Thomas and I worked with a group of 12 students (10 undergraduate and 2 graduate) to develop content for the Retreat.  We worked with them on curriculum development, event write-ups, training methodologies, and discussion/facilitation skills. We call this group the Core Team.  Mia and I began the group last year and we expanded upon their role for this year’s Retreat.  Our first Core Team included many of my best friends who also happened to be leaders of diversity work on campus.  Most of them graduated last year and I was unsure at first about how I might interact with this year’s group of students.  While I knew each of them from other activities, our relationship was different and for the most part, they were several years younger than last year’s group.

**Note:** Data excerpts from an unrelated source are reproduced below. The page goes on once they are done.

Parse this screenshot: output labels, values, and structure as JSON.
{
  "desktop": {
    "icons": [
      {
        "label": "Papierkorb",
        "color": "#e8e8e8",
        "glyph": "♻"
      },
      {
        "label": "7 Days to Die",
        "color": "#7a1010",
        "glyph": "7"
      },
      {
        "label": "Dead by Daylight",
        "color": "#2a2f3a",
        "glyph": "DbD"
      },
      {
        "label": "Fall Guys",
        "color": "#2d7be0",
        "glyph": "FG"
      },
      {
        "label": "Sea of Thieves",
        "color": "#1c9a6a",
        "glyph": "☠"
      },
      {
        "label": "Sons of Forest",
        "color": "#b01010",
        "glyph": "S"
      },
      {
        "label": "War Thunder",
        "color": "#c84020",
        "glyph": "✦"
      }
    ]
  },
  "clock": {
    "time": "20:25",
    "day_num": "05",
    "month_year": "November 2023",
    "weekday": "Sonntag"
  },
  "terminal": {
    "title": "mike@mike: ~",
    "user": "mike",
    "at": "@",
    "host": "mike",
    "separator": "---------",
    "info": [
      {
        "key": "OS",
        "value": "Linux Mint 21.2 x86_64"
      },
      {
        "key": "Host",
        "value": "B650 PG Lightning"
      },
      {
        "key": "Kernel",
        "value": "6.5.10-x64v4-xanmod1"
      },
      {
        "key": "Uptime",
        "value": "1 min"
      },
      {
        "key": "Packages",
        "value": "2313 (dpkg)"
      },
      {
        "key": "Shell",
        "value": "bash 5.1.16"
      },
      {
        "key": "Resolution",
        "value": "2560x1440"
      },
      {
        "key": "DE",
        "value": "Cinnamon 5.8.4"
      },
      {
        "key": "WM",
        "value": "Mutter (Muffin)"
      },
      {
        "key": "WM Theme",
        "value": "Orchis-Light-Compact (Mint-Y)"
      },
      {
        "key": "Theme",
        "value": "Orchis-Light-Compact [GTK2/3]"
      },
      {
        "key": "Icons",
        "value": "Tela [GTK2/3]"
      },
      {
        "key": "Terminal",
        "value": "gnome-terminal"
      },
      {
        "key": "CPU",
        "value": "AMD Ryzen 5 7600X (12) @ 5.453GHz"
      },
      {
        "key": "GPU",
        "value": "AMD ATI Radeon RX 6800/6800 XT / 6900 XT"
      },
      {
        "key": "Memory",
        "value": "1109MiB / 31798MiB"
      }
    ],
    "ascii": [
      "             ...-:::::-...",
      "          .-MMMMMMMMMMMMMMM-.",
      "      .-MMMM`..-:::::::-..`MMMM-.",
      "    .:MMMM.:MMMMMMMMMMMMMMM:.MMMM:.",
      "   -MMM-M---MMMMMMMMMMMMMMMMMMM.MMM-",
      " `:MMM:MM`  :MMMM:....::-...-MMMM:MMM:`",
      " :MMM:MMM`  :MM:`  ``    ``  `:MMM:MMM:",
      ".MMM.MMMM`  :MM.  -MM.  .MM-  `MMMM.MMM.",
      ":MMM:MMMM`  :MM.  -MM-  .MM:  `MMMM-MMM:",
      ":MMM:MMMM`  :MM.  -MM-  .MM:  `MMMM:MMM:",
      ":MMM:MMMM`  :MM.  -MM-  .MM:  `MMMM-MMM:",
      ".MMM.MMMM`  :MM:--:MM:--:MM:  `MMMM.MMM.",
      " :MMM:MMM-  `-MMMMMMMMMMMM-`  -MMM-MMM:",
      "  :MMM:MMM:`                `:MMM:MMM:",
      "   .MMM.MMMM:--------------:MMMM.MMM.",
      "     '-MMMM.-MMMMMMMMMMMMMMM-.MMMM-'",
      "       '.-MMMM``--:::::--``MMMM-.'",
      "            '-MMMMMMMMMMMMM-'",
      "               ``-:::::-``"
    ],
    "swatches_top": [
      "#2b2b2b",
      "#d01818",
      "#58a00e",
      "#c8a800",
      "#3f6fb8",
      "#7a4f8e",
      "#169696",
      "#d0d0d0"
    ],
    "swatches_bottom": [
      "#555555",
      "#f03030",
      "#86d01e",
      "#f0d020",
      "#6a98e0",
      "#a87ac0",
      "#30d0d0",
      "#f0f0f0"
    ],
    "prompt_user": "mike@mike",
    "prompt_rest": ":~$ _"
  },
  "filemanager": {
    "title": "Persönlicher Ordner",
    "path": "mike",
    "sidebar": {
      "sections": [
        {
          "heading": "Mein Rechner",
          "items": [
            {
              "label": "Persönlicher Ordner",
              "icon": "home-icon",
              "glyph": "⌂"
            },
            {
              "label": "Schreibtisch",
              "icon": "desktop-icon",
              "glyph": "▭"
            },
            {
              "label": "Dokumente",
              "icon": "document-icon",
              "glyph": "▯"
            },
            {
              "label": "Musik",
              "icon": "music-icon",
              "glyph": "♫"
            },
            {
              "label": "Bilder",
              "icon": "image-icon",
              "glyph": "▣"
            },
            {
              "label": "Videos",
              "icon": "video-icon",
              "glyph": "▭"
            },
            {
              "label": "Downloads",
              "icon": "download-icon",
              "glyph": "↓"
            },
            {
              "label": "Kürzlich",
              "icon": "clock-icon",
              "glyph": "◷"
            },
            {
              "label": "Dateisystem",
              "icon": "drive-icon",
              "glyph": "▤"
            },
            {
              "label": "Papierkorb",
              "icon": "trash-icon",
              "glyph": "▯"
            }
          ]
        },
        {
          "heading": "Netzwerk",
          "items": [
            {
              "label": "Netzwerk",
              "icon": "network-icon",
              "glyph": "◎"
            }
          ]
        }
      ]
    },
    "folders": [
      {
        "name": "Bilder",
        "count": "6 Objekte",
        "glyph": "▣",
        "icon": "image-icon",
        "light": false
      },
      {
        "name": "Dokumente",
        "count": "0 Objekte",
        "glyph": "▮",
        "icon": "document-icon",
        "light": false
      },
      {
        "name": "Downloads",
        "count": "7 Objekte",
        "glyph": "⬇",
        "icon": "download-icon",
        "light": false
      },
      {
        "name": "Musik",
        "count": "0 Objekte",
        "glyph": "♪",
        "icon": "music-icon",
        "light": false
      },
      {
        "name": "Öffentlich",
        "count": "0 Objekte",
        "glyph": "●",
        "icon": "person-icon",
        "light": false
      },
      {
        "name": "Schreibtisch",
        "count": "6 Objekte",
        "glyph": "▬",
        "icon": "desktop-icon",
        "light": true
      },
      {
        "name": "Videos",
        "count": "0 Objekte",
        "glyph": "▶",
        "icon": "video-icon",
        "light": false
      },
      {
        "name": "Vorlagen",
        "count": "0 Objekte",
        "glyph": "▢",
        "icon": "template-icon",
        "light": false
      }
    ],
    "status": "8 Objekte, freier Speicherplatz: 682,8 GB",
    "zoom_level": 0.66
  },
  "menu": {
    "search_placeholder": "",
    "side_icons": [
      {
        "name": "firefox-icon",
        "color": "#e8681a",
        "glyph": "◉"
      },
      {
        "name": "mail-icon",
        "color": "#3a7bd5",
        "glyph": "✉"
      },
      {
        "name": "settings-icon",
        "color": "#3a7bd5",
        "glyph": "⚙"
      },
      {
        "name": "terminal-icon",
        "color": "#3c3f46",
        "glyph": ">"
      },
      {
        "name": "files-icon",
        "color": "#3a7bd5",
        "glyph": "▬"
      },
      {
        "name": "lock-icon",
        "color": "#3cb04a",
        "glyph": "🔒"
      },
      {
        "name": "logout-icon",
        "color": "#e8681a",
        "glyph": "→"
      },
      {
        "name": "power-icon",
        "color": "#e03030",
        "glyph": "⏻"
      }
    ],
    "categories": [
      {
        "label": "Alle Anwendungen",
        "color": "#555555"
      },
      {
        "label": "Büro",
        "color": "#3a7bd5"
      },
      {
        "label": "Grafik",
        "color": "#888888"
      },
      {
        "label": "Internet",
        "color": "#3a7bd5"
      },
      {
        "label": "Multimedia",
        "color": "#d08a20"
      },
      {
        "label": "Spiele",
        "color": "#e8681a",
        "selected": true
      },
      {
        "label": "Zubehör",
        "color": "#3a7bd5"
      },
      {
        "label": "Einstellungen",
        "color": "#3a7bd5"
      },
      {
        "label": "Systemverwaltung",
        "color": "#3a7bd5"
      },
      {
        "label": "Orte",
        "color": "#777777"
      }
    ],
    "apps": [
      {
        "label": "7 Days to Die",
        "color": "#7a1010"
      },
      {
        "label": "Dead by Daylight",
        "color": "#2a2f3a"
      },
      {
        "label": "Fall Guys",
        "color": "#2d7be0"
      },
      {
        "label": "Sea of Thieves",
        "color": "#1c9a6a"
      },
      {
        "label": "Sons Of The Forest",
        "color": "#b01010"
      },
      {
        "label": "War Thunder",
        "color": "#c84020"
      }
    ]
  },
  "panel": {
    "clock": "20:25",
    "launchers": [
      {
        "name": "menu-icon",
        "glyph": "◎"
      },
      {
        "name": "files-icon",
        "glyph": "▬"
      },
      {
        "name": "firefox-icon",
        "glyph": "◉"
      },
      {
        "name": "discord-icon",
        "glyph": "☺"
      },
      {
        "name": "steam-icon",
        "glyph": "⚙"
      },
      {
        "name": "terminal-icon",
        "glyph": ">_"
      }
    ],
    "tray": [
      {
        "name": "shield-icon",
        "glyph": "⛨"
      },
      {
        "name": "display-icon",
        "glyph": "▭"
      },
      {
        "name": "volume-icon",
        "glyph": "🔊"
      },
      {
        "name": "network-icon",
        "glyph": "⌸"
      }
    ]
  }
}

After this weekend, I am proud to say that we could not have had a better group of student leaders.  Their passion, dedication, hard work, and skills are an inspiration and I am so proud to have had the opportunity to be a part of such a group and help them develop as individuals.

Yet, it was also me who developed in the process.  I sometimes become frustrated at diversity events when people “don’t get it” or when I attend sessions that I “know.”  But I learn from the people with whom I interact.  And my knowledge and skill set are constantly challenged and transformed from the work that I do.  I am thankful for every person at the Retreat who has also helped me as I become the person I want to be.

We spent some time talking about identity development models – how each of our social identities develops/transforms overtime, at different levels, and at the same time as our other identities.  We had an incredibly diverse group of participants (and not just in the “usual” dimensions of the term).  This morning when I was standing in the middle of the circle of participants, I reflected on my whiteness.  I’m not entirely sure what it was that made me think this way, but almost as if someone hit a button, I was instantly aware that I was a white person leading the Retreat.  Would it be seen as though the majority person was trying to tell the minority people what “they” needed to do?  I hope not.

I certainly do not have all of the answers.  I just try to do my part to make the world a better place.  Hopefully I am able to impart some wisdom on other people, just as other people constantly teach me and challenge me.  In that process, I think it is important for each of us to recognize and own our own identities and engage ourselves as we try to discover who we are and how we interact with others.

Over the past year, I have filled out a lot of forms asking me what my career goals are and what my intended career path is.  Here is the short answer: it depends.  My long term goals are to be successful, both personally and professionally, and to be able to use that success and my position (whatever it may be) to create positive change in the world.  I want to do my part to make the world a better place, where each of us can be recognized, welcomed, included, and respected equally.  How I get there is yet to be determined. I have no set path that I feel a need to take.  Whatever field or industry I end up in, I will try to position myself for my long-term goal.

I had a conversation this weekend with someone about my goals/career path.  I shared that I sometimes wonder whether a MBA was the right choice.  Perhaps I should have pursued a degree in higher education so that I continue my work on student engagement and university development.  There is no right or wrong answer and I am committed to the MBA.  Hopefully, the business world will provide me the opportunities I seek.  And who knows – I could return to higher education sometime in the future.  The path leads in many directions.

In case you were wondering, the title of this post is a line from “Carry On My Wayward Son” by Kansas.  It is a great song that offers opportunity for reflection on one’s place in life.  As I consider my experiences with the Diversity and Unity Retreat, I am well aware that my path is in flux.  The fact that I graduate with two degrees and have to move to the next stage in my life in ~13 weeks is still surreal to me.  Just as I offered opportunities for thought and reflection to event participants, I reflect on my own privileges and opportunities.  Hopefully, I am able to engage and challenge myself to use them for positive outcomes in the years to come.